New Zealanders have been annoyed by the local kea population dating at least as far back as the island nation’s early settlers, who had to contend with the crow-sized, olive-brown parrots swooping down with knifelike beaks and digging into the fatty backs of their sheep. There’s mutton good about that, and the birds have maintained a reputation for annoying the local population by many means since, like slicing through backpacks in search of food, or snipping windshield wipers off cars. But now, improbably, some keas are doing their part to right their long trodden rep, by making informed decisions mixing statistical, physical, and social information — kinda like humans.

In a new study published in Nature Communications claiming to provide “conclusive evidence,” some keen Kiwi scientists led by University of Auckland doctoral candidate in comparative psychology Amalia Bastos have demonstrated cognitive ability in non-ape animals, which just might give us some further intel into how intelligence evolved.

The team worked with six captive keas (fiiiivvvvveeeee golden rings) living at a wildlife reserve near Christchurch, and taught the birds to associate black tokens with the motivating allure of tasty treats and orange tokens with nothing at all — aka, no treats for you!

The scientists then presented the birds with two clear jars with varying mixes of black and orange tokens. When they removed a token from the jar, keeping it in a closed hand out of the bird’s sight, the keas were more likely to pick the hand dipped into the jar that had more black tokens, even when the ratio of black to orange tokens was as close as 63 to 57.

But that was just the beginning of keas showing “true statistical inference.” Experimenters also used a two-jar test, each with an equal number of black and orange tokens, but with a barrier separating them — one jar with more orange tokens on top, one with more black tokens on top. When presented with a choice between a token picked from the blacks on top vs. the oranges on top, most of the keas followed their belly again and chose the former. Researchers believe this means they based their pick on physical information.
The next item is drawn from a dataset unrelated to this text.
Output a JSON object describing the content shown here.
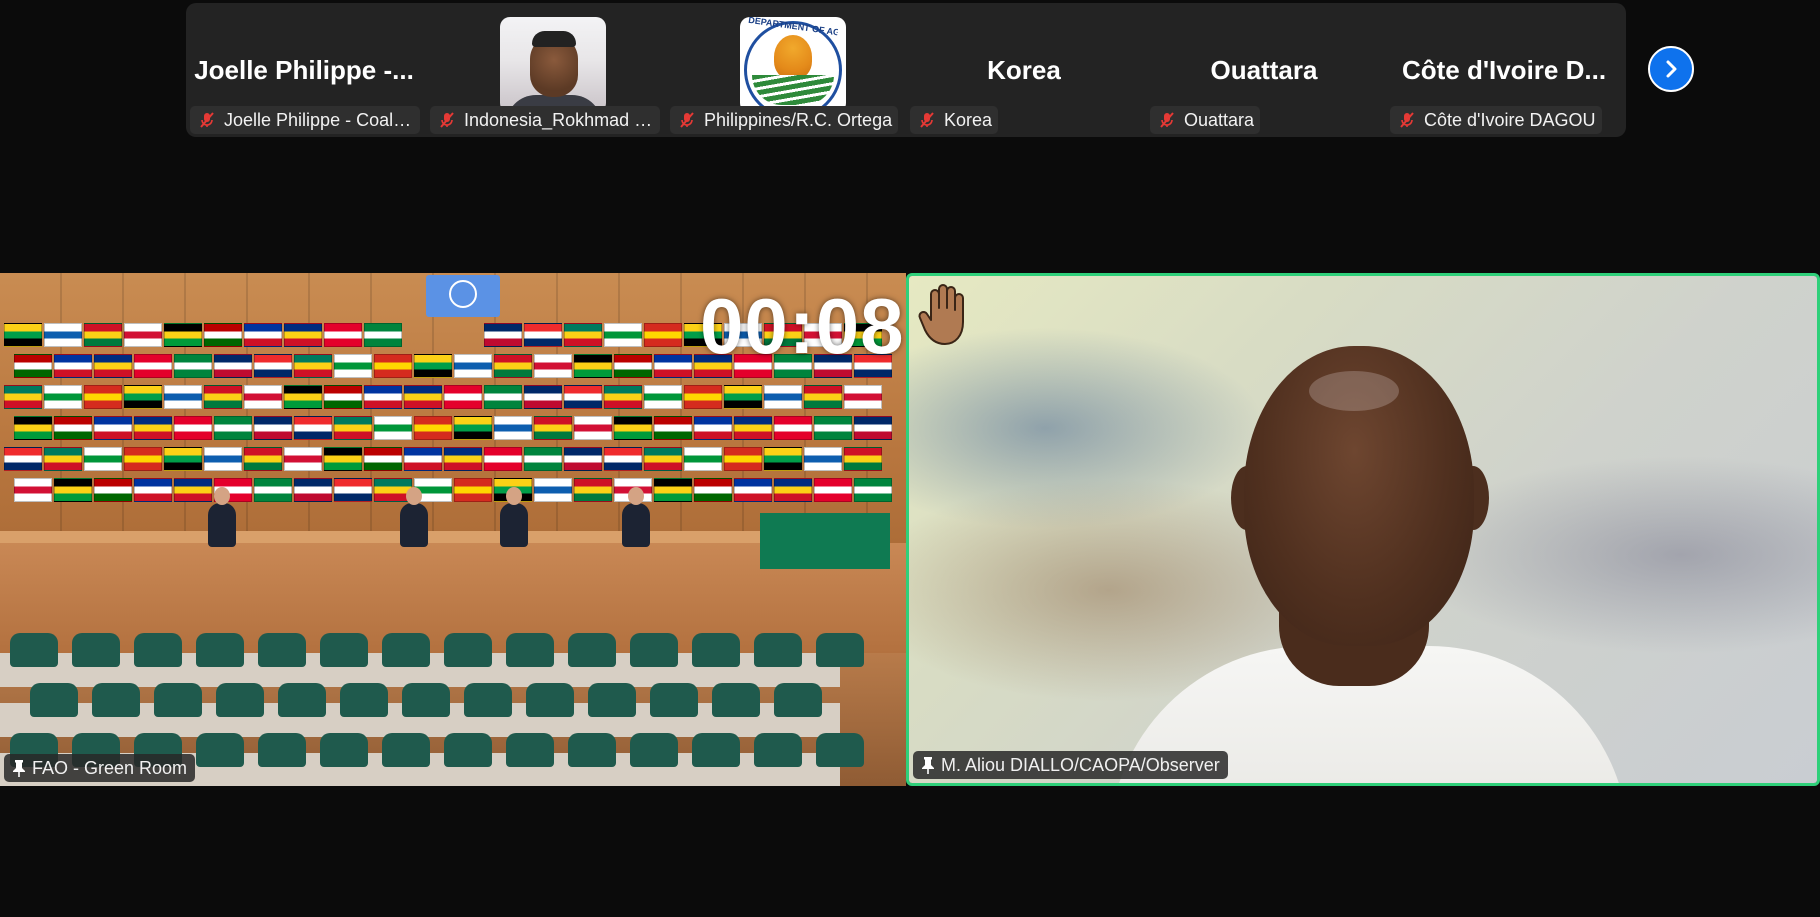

Finally, these overworked kea geniuses learned to favor the black-token biased researcher, who was more likely to dole out the food-rewarding tokens, even when there were more orange tokens in a jar. According to Science, only humans and chimpanzees were previously thought capable of making predictions based on this type of social information.
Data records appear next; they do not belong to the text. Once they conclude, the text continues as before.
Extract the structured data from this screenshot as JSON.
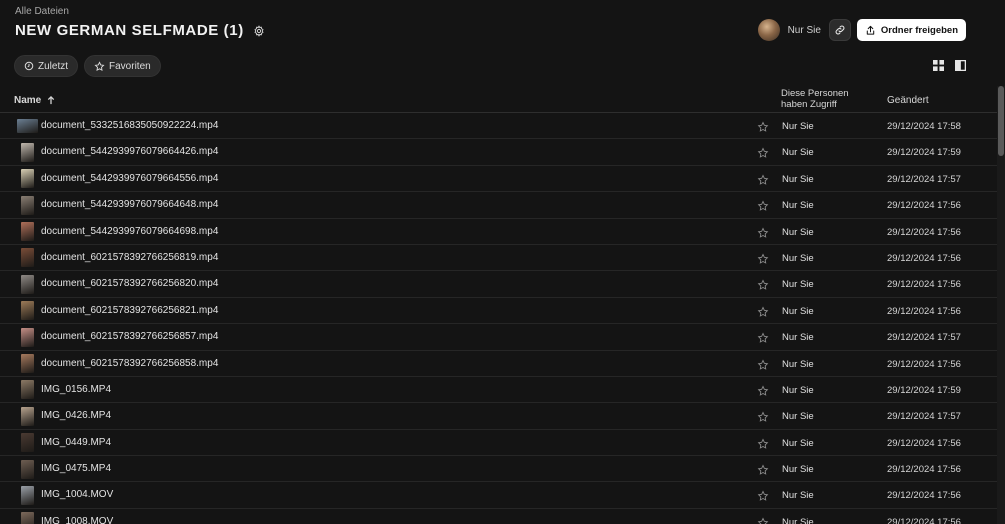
{
  "breadcrumb": "Alle Dateien",
  "page_title": "NEW GERMAN SELFMADE (1)",
  "share": {
    "owner_label": "Nur Sie",
    "share_button_label": "Ordner freigeben"
  },
  "filters": {
    "recent_label": "Zuletzt",
    "favorites_label": "Favoriten"
  },
  "table": {
    "col_name": "Name",
    "col_access": "Diese Personen haben Zugriff",
    "col_changed": "Geändert",
    "rows": [
      {
        "name": "document_5332516835050922224.mp4",
        "access": "Nur Sie",
        "changed": "29/12/2024 17:58",
        "thumb_color": "#6b7f93",
        "thumb_wide": true
      },
      {
        "name": "document_5442939976079664426.mp4",
        "access": "Nur Sie",
        "changed": "29/12/2024 17:59",
        "thumb_color": "#bfb7ad",
        "thumb_wide": false
      },
      {
        "name": "document_5442939976079664556.mp4",
        "access": "Nur Sie",
        "changed": "29/12/2024 17:57",
        "thumb_color": "#d8cfb4",
        "thumb_wide": false
      },
      {
        "name": "document_5442939976079664648.mp4",
        "access": "Nur Sie",
        "changed": "29/12/2024 17:56",
        "thumb_color": "#8a7f74",
        "thumb_wide": false
      },
      {
        "name": "document_5442939976079664698.mp4",
        "access": "Nur Sie",
        "changed": "29/12/2024 17:56",
        "thumb_color": "#b0705a",
        "thumb_wide": false
      },
      {
        "name": "document_6021578392766256819.mp4",
        "access": "Nur Sie",
        "changed": "29/12/2024 17:56",
        "thumb_color": "#7a4d38",
        "thumb_wide": false
      },
      {
        "name": "document_6021578392766256820.mp4",
        "access": "Nur Sie",
        "changed": "29/12/2024 17:56",
        "thumb_color": "#8f8a86",
        "thumb_wide": false
      },
      {
        "name": "document_6021578392766256821.mp4",
        "access": "Nur Sie",
        "changed": "29/12/2024 17:56",
        "thumb_color": "#9c7b58",
        "thumb_wide": false
      },
      {
        "name": "document_6021578392766256857.mp4",
        "access": "Nur Sie",
        "changed": "29/12/2024 17:57",
        "thumb_color": "#c48e86",
        "thumb_wide": false
      },
      {
        "name": "document_6021578392766256858.mp4",
        "access": "Nur Sie",
        "changed": "29/12/2024 17:56",
        "thumb_color": "#a67a5e",
        "thumb_wide": false
      },
      {
        "name": "IMG_0156.MP4",
        "access": "Nur Sie",
        "changed": "29/12/2024 17:59",
        "thumb_color": "#8c7a66",
        "thumb_wide": false
      },
      {
        "name": "IMG_0426.MP4",
        "access": "Nur Sie",
        "changed": "29/12/2024 17:57",
        "thumb_color": "#b7a38e",
        "thumb_wide": false
      },
      {
        "name": "IMG_0449.MP4",
        "access": "Nur Sie",
        "changed": "29/12/2024 17:56",
        "thumb_color": "#4a3a32",
        "thumb_wide": false
      },
      {
        "name": "IMG_0475.MP4",
        "access": "Nur Sie",
        "changed": "29/12/2024 17:56",
        "thumb_color": "#6e5e52",
        "thumb_wide": false
      },
      {
        "name": "IMG_1004.MOV",
        "access": "Nur Sie",
        "changed": "29/12/2024 17:56",
        "thumb_color": "#9aa0a8",
        "thumb_wide": false
      },
      {
        "name": "IMG_1008.MOV",
        "access": "Nur Sie",
        "changed": "29/12/2024 17:56",
        "thumb_color": "#7d6a5c",
        "thumb_wide": false
      }
    ]
  },
  "colors": {
    "background": "#141414",
    "row_divider": "#262626",
    "primary_button_bg": "#ffffff"
  }
}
Despite the fact that humans and birds haven’t shared a common ancestor in over 300 million years and have quite different brain anatomies, the researchers suggest that these keas exhibit “domain general intelligence” while integrating various types of information, similarly to humans.

Of course, we’re not talking about a huge sample size here, and the study’s conclusiveness would be hard to argue. But if birds do display domain general intelligence, then the odds of survival are most definitely in their favor.